RAL Tier1 weekly operations castor 04/06/2012

From GridPP Wiki
Jump to: navigation, search

Operations News

  • Switched from LSF to TM for Gen and CMS
  • Repack stager database moved to a host running 11g, so we can now upgrade it to 2.1.12
  • DLF database was re-initialized this week to try to improve its performance

Operations Problems

  • (Wed) Inaccessible files reported by ALICE were found out to be timeouts within XRD manager.
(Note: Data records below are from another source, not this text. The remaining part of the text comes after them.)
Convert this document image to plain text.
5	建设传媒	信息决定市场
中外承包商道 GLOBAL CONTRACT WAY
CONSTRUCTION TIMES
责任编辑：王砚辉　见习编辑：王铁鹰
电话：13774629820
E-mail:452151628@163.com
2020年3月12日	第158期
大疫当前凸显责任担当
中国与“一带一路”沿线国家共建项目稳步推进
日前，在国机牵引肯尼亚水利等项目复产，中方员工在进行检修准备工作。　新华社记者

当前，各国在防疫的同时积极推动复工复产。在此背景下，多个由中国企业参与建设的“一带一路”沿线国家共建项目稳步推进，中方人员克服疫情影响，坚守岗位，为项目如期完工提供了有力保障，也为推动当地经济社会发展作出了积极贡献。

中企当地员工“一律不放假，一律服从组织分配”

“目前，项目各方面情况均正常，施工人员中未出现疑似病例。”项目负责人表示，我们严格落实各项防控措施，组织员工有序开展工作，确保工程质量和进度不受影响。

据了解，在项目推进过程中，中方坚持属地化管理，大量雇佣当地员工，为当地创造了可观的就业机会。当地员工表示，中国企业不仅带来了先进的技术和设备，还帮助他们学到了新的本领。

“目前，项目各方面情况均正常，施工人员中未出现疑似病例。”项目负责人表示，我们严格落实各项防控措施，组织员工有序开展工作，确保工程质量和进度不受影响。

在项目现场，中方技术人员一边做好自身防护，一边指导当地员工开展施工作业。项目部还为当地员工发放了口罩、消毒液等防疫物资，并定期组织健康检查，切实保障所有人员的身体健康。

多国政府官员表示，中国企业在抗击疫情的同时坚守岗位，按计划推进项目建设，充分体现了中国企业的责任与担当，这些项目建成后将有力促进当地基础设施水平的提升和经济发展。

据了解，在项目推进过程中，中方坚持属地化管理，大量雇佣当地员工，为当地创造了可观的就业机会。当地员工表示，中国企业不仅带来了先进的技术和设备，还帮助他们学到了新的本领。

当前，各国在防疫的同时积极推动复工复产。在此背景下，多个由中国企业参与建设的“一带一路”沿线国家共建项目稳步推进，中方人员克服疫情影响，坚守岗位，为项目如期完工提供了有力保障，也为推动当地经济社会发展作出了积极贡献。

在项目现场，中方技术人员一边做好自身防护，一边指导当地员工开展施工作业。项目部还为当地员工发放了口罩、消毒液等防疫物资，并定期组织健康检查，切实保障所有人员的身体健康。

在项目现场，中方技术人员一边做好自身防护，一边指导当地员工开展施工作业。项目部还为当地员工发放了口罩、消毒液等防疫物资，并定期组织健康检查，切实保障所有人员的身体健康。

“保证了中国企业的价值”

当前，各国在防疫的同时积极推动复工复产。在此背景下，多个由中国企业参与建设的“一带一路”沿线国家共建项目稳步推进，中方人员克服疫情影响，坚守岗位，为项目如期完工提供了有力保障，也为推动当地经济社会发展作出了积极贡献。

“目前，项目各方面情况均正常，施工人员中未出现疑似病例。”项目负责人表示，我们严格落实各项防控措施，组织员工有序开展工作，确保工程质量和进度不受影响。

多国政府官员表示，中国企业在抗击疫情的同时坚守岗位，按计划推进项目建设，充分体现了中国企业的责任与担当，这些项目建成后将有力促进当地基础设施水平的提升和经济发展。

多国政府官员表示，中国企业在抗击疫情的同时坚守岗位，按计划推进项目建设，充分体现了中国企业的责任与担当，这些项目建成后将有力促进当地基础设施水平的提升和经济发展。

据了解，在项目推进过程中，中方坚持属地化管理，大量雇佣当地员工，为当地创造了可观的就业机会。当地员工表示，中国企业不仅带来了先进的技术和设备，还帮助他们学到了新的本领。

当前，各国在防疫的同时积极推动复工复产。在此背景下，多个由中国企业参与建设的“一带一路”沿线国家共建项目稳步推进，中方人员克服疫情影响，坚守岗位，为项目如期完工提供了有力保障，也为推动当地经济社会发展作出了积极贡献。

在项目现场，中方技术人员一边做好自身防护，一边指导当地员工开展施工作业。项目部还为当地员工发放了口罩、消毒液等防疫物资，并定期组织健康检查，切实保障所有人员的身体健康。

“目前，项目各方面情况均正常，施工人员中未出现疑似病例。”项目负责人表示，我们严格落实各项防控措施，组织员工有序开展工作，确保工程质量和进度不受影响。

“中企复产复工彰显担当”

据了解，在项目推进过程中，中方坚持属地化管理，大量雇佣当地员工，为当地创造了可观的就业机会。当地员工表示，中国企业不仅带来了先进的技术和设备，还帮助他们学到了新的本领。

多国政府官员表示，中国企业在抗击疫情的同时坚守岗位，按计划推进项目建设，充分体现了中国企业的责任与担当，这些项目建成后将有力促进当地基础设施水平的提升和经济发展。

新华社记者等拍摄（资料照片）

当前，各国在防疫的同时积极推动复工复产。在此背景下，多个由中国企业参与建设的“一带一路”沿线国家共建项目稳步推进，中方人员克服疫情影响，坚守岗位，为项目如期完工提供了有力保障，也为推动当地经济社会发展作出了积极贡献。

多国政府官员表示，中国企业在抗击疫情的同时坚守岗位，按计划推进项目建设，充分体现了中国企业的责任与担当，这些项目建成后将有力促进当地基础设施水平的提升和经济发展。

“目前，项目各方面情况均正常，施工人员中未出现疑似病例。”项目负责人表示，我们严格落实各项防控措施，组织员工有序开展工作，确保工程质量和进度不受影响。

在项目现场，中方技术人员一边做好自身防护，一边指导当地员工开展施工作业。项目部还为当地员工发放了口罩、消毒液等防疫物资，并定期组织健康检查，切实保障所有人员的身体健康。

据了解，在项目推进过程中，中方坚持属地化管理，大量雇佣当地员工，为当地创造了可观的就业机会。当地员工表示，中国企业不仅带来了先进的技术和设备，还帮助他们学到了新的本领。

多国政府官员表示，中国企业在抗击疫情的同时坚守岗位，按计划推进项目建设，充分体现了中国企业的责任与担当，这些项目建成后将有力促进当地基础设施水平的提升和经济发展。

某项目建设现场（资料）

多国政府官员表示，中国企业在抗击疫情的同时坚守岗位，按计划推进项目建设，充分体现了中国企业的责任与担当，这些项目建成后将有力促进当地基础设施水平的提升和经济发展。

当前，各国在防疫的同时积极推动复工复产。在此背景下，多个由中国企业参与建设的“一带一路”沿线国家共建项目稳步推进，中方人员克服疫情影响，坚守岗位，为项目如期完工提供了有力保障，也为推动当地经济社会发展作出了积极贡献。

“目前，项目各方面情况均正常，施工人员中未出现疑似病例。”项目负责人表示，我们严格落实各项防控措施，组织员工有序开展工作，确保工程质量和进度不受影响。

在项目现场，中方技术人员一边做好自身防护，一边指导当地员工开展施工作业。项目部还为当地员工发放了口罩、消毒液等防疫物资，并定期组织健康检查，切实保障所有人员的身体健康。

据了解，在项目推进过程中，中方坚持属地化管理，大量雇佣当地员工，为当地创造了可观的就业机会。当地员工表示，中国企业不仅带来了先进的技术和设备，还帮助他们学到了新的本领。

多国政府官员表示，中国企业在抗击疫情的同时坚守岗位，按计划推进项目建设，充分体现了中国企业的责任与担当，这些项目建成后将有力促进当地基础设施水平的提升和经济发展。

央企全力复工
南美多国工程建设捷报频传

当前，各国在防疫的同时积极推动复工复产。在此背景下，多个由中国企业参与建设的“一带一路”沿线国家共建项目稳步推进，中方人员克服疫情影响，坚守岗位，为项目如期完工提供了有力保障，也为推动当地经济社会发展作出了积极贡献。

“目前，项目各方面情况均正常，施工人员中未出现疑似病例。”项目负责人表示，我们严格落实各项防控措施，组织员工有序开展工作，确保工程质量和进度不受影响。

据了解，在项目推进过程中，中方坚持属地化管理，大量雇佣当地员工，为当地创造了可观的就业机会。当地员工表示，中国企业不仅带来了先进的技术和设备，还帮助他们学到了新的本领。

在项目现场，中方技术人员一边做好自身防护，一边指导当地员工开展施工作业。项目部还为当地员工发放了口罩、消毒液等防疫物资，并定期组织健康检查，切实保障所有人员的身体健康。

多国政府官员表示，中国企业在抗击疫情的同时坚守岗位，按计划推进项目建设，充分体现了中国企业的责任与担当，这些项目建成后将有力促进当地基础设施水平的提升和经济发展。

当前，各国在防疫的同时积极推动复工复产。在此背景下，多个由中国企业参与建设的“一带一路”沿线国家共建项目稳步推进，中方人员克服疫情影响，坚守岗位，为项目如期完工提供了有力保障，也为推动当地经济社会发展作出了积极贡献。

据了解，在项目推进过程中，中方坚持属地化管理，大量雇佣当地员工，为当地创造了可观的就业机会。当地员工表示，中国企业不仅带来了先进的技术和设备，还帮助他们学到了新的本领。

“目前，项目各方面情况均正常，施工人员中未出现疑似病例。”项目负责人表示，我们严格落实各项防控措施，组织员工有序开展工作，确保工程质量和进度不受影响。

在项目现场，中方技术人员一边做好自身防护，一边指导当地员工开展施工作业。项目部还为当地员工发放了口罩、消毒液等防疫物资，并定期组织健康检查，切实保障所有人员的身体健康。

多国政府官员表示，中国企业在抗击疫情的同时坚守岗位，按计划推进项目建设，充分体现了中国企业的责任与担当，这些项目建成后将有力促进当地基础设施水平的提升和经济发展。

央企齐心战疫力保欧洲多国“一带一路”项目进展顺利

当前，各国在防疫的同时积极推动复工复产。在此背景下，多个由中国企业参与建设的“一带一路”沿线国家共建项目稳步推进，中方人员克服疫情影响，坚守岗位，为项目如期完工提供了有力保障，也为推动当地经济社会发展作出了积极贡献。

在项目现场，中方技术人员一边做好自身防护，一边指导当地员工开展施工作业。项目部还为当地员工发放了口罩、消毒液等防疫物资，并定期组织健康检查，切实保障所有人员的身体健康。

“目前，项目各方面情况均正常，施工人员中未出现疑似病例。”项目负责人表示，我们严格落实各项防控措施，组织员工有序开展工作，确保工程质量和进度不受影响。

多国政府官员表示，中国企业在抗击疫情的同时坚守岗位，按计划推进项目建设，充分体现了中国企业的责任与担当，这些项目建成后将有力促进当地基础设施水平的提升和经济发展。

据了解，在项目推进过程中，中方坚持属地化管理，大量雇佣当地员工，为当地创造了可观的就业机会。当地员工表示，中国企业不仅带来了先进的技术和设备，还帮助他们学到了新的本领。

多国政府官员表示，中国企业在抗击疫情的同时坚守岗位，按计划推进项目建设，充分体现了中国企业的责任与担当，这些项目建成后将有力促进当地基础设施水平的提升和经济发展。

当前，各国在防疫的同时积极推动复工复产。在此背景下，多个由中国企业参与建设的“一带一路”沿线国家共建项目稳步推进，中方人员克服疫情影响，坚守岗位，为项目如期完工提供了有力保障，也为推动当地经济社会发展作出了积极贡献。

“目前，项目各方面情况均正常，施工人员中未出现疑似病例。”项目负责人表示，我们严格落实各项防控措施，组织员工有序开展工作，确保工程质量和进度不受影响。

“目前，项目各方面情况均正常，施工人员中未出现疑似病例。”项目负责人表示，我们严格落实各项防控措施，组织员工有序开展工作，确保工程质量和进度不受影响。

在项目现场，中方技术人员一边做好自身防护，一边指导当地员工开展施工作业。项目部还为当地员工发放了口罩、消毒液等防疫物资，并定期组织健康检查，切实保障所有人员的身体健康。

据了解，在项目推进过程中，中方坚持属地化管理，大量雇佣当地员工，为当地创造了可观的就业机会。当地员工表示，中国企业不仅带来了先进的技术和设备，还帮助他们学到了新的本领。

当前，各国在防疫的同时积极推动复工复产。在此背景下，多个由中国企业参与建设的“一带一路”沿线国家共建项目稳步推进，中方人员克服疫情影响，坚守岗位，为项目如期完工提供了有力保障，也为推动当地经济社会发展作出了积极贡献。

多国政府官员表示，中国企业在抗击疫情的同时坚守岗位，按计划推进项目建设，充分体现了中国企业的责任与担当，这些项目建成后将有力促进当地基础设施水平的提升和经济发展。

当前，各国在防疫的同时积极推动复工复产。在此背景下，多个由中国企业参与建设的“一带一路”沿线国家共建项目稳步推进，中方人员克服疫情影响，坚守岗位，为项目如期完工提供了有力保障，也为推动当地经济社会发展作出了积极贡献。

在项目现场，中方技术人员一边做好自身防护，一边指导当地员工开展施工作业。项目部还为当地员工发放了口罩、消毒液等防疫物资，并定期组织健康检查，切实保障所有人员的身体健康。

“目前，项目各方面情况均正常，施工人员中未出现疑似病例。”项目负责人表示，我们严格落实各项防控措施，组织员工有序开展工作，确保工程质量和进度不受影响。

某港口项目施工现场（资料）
The timeout threshold was raised from 30s to 60s which improved things.
  • (Thu) CMS migrations stopped due to interference between mighunters. fixed the problem on Friday and the queue went down successfully.
  • (Fri) LHCb SRMs became unresponsive overnight, possibly due to a memory leak with logprocessors repeatedly trying to contact the unavailable database during its upgrade

Blocking Issues

none

Planned, Scheduled and Cancelled Interventions

Entries in/planned to go to GOCDB

Description Start End Type Affected VO(s) Lead by
CIP 2.2.0 upgrade (STC) 06/06/12 09:00 06/06/12 10:00 (Internal) All Matthew
Switch from LSF to Transfer Manager 07/06/12 09:00 07/06/12 11:00 Downtime ATLAS Matthew
2.1.11-9 upgrade (STC) 13/06/12 09:00 13/06/12 14:00 Downtime All Matthew
ORACLE 11g upgrade (STC) 27/06/12 09:00 27/06/12 17:00 Downtime All Rich

Advanced Planning

Tasks

  • Test and re-apply CIP upgrade (Jens, Matthew)
  • Test and certify 2.1.12-4 and 2.1.11-9 (Matthew, Chris)
  • Stress testing of Transfer Manager (TM) (Shaun, All) DONE
  • Ganglia monitoring for TM (Rob, Chris) DONE
  • Re-instantiate certification on HyperV VMs using Quattor+Puppet (Rob)
  • Stress testing of CV11 generation disk servers on preprod (Rob, Matthew) DONE
  • Selection of disk-only prototype solution (Shaun, Rob, Brian, James)

Interventions

  • Upgrade repack to 2.1.12-4 (Jun)
  • Upgrade Castor Facilities and Tier1 instances to 2.1.11-9 (Jun)
  • Upgrade to 2.1.12 on Tier1 instances once we are happy with TM and TG in performance (Jul)

Staffing

  • Castor on Call person: Shaun
  • Staff absence/out of the office:
    • (Mon/Tue) Public holiday